Author:

Deal CL, Tony M, Höybye C, Allen DB, Tauber M, Christiansen JS; 2,011 Growth Hormone in Prader-Willi Syndrome Clinical Care Guidelines Workshop Participants

Scientific Notation:

J Clin Endocrinol Metab. 2013 Jun;98(6):E1072-87. doi: 10.1210/jc.2012-3888. Epub 2013 Mar 29.

Publication:

http://www.ncbi.nlm.nih.gov/pmc/articles/PMC3789886/

Abstract:

CONTEXT: Recombinant human GH (rhGH) therapy in Prader-Willi syndrome (PWS) has been used by the medical community and advocated by parental support groups since its approval in the United States in 2000 and in Europe in 2001. Its use in PWS represents a unique therapeutic challenge that includes treating individuals with cognitive disability, varied therapeutic goals that are not focused exclusively on increased height, and concerns about potential life-threatening adverse events.

OBJECTIVE: The aim of the study was to formulate recommendations for the use of rhGH in children and adult patients with PWS.

EVIDENCE: We performed a systematic review of the clinical evidence in the pediatric population, including randomized controlled trials, comparative observational studies, and long-term studies (>3.5 y). Adult studies included randomized controlled trials of rhGH treatment for ≥ 6 months and uncontrolled trials. Safety data were obtained from case reports, clinical trials, and pharmaceutical registries.
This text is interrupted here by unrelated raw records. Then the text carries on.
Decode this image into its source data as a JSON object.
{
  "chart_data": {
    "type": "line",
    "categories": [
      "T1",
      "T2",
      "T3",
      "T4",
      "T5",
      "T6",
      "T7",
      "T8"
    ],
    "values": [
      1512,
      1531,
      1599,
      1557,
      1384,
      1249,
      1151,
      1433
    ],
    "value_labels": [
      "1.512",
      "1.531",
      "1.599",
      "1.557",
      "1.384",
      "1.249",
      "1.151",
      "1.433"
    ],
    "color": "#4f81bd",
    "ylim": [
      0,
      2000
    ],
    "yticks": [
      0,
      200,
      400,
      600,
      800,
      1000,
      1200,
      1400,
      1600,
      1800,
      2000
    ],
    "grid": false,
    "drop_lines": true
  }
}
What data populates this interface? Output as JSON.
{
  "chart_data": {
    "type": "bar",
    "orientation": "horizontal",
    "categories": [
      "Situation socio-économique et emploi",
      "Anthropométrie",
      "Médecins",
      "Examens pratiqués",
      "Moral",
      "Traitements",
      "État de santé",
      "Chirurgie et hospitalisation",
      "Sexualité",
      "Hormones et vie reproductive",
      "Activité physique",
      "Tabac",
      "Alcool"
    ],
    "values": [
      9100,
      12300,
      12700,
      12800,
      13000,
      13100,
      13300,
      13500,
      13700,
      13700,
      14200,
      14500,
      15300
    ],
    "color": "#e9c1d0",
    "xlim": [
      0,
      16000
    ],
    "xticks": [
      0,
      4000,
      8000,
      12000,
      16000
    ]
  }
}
METHODOLOGY: Forty-three international experts and stakeholders followed clinical practice guideline development recommendations outlined by the AGREE Collaboration (www.agreetrust.org). Evidence was synthesized and graded using a comprehensive multicriteria methodology (EVIDEM) (http://bit.ly.PWGHIN).

CONCLUSIONS: Following a multidisciplinary evaluation, preferably by experts, rhGH treatment should be considered for patients with genetically confirmed PWS in conjunction with dietary, environmental, and lifestyle interventions. Cognitive impairment should not be a barrier to treatment, and informed consent/assent should include benefit/risk information. Exclusion criteria should include severe obesity, uncontrolled diabetes mellitus, untreated severe obstructive sleep apnea, active cancer, or psychosis. Clinical outcome priorities should vary depending upon age and the presence of physical, mental, and social disability, and treatment should be continued for as long as demonstrated benefits outweigh the risks.